In the end, you have to decide what you want. Do you want a light exposure that just pulls out the brighter details, or do you want a deep exposure that pulls out the very faint details? If you want deeper exposures, then you need to expose longer. You could stack a hundred 60 second exposures, and that will reduce noise, but it will not increase the exposure, it will not increase the signal strength. It just makes the signal more complete. My first Orion image, here below, are 120 second exposures:
This was my second astro photo. There are a decent number of frames here, 30 of them to be exact. Noise was reduced a fair amount, however a lot of the fainter details are buried in the read noise and dark current. I know this, because I reprocessed it recently, and tried to pull out more detail:
I could take more exposures....60, 90. The problem with integrating sub frames is the more you integrate, the less an impact each frame has on improving signal. Integrate 30x, you reduce noise by a factor of ~5.5, integrate 100x you reduce noise by a factor of 10x (more than triple frames, less than double the reduction in noise), integrate 400x you reduce noise by a factor of 20x (four times the number of frames again, over 13x the number I originally started out with, to double the reduction in noise again.) The simple fact here is that I may eventually reveal some more of the faint details...but those details are going to have a very weak signal. They are going to suffer from quantization noise and posterization.

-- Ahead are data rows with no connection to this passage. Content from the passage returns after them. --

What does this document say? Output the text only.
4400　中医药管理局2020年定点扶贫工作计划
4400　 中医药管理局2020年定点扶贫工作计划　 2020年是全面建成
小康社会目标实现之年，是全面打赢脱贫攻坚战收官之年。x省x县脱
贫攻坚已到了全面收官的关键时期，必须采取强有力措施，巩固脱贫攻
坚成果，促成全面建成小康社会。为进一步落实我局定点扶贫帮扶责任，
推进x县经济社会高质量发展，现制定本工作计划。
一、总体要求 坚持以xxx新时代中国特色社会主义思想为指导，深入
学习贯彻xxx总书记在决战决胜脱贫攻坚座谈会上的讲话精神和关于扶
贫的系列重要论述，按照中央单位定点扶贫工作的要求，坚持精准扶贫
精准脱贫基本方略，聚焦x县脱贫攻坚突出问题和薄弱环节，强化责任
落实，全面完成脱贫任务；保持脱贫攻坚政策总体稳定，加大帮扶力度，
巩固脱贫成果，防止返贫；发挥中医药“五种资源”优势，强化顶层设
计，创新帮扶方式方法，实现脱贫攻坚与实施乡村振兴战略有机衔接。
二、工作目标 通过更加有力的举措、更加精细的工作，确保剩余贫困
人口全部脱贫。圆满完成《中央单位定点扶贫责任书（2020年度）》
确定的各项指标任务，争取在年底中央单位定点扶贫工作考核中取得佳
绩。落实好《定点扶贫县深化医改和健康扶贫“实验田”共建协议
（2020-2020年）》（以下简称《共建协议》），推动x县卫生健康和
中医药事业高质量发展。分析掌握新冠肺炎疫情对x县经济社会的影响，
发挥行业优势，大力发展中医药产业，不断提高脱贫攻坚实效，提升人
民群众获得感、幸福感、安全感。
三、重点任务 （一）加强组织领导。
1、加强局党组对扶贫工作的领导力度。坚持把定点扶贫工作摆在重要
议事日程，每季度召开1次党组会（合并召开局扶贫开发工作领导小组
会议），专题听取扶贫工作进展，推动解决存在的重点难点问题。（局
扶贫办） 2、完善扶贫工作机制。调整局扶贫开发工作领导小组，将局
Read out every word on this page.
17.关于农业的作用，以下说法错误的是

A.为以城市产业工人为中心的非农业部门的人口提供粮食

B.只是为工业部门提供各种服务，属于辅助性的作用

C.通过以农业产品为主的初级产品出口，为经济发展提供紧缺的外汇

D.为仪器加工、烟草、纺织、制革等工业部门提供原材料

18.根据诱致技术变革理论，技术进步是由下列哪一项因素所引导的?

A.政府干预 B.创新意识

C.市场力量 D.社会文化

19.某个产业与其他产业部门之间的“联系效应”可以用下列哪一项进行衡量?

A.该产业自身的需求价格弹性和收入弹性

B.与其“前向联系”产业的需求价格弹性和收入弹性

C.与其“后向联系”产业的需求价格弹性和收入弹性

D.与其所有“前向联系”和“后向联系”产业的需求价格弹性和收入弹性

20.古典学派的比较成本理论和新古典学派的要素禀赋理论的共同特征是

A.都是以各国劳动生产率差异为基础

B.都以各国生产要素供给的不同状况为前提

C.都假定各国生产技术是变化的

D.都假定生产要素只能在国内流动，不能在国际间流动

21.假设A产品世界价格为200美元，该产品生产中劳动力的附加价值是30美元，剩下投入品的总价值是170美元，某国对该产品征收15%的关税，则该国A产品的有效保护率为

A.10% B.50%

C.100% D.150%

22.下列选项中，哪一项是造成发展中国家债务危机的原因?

There are guys who do something called lucky imaging, where they take countless very short exposures, then stack 500 or 1000 frames. They use cameras with EXCESSIVELY low noise (i.e. <1e-) at extremely cold temperatures (-55 to -70 degrees celsius below ambient), which is orders of magnitude lower than the best DSLRs on the market today. To achieve something similar with a DSLR, you would still need longer "short" exposures (say 15, 20, 30 seconds instead of 5 or 10), and you would need many thousands more, to reduce noise to levels low enough where you could actually see the fainter details.
You can integrate more and more and more data, and you get diminishing returns. No one integrates 400 2-minute exposures. Some guys with $20,000 EMCCD cameras integrate 1000 2-5 second exposures at -40C dT or colder. Most people simply expose longer to improve the SIGNAL, which concurrently improves the SNR of both the bright and faint parts of the object. You then still get a bunch of subs and integrate those to reduce noise and improve the SNR even more. You cannot simply reduce exposure time and hope to get the same results as longer exposures in astrophotography. You can improve the results of bright details, you are likely to not get dim details at all unless you integrate hundreds of frames.